Are there crimes in Saudi Arabia

What looked like a day trip by bike could end fatally for Murtaja Qureiris. In 2011, the then ten-year-old Saudi Arab took part in a bicycle demonstration in a village in the eastern province of Al-Qatif. He wears a dark blue shirt and slippers, plays with the pedal of his bicycle, with dozens of children around him. Shortly afterwards, he is said to have demanded compliance with human rights through a megaphone. When he was 13, Murtaja Qureiris was imprisoned in Saudi Arabia for this, among other things. Now the 18-year-old faces the death penalty, as reported by CNN and the human rights organization Amnesty International. According to Amnesty, the charges against the teenager are based on a confession he allegedly made under torture. He is accused of having participated in demonstrations and of being a member of a terrorist organization and of throwing incendiary devices at a police station.

Murtaja Qureiris comes from an opposition family. One of his brothers was killed during the protests, and his father is also in custody. The majority of Shiites live in the oil-rich Eastern Province and see themselves discriminated against by the Sunni royal family. About 15 percent of the Saudi population are Shiites, they are demanding greater participation in the country's oil wealth and structural equality in everyday life. The formative influence of the ultra-conservative Islamic interpretation of Wahabiism pushed the Shiites to the margins of society for decades. In 2011, in the wake of the Arab Spring, demonstrations flared up in the east. Since then there have been repeated protests.

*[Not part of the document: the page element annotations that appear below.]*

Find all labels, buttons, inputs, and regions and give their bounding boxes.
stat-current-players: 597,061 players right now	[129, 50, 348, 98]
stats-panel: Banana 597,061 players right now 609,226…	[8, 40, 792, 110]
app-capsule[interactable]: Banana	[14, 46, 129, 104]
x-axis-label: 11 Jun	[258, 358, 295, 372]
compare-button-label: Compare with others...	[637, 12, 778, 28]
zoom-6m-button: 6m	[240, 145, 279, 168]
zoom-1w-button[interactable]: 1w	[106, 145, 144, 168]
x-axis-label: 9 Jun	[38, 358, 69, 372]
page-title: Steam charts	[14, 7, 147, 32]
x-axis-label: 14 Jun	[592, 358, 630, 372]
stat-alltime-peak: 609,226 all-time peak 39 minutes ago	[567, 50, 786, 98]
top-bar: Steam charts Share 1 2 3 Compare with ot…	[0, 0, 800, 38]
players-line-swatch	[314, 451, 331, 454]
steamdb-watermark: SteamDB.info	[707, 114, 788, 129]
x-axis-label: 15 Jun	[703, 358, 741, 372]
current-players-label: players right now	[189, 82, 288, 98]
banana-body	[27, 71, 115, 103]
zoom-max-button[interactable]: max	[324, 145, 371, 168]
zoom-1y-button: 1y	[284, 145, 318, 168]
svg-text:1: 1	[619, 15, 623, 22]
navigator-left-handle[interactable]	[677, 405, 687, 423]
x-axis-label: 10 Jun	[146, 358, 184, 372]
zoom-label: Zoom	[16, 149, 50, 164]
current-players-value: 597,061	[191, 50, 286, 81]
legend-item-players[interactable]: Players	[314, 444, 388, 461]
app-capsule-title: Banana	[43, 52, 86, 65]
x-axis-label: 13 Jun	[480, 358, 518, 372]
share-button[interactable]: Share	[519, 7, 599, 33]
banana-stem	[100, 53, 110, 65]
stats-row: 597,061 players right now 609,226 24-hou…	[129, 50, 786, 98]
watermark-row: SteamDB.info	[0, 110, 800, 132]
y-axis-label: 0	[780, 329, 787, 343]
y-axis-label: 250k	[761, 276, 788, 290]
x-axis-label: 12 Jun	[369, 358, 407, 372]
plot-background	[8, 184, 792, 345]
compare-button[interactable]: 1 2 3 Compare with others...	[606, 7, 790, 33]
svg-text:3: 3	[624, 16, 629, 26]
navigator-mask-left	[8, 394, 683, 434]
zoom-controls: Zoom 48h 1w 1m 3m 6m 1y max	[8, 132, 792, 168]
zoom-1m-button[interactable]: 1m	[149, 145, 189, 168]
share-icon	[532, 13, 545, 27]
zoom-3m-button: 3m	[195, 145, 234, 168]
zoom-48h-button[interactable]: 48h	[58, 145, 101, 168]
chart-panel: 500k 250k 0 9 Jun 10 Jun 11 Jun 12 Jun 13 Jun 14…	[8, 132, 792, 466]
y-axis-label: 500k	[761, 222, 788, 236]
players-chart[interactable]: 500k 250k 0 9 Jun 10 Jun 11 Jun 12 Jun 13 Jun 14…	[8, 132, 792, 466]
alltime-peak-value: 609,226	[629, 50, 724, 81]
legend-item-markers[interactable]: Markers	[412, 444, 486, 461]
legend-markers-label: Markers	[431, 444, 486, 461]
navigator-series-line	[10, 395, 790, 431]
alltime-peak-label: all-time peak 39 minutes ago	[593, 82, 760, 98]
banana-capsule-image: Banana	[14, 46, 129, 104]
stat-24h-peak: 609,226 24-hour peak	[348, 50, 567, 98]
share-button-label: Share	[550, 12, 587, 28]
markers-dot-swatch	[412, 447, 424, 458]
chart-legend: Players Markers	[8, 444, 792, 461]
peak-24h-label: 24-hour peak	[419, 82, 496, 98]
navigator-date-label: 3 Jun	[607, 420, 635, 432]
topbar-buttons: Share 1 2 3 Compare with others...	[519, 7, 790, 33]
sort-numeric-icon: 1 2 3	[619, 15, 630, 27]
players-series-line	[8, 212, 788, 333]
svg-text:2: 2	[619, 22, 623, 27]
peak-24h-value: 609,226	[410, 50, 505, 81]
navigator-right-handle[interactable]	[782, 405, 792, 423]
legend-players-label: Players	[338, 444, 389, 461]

But the royal family in Riyadh does not tolerate protests critical of the government and, under the Saudi Crown Prince Mohammed bin Salman, is taking a hard hand against Shiite opposition members. As recently as April, Saudi Arabia had 37 people executed, mostly Shiite opposition members - and three people convicted of alleged crimes before the age of 18. The accusation was again "terrorism". International law prohibits the death penalty against minors. But in Saudi Arabia you are of criminal age at the age of twelve.

A possible execution of the young man could set further political explosives in the Persian Gulf. The conflict between Saudi Arabia and archenemy Iran has rocked. In Riyadh, Iran is blamed for the drone attack on an oil pipeline in mid-May. Past executions, such as that of the prominent Shiite scholar Nimr al-Nimr in 2016, sparked angry protests among Shiites. Iran and Saudi Arabia claim the role of protecting power, Iran for the Shiites and Saudi Arabia for the Sunnis. Protesters in Tehran stormed the Saudi embassy and set it on fire. Saudi Arabia then broke off diplomatic relations with Iran.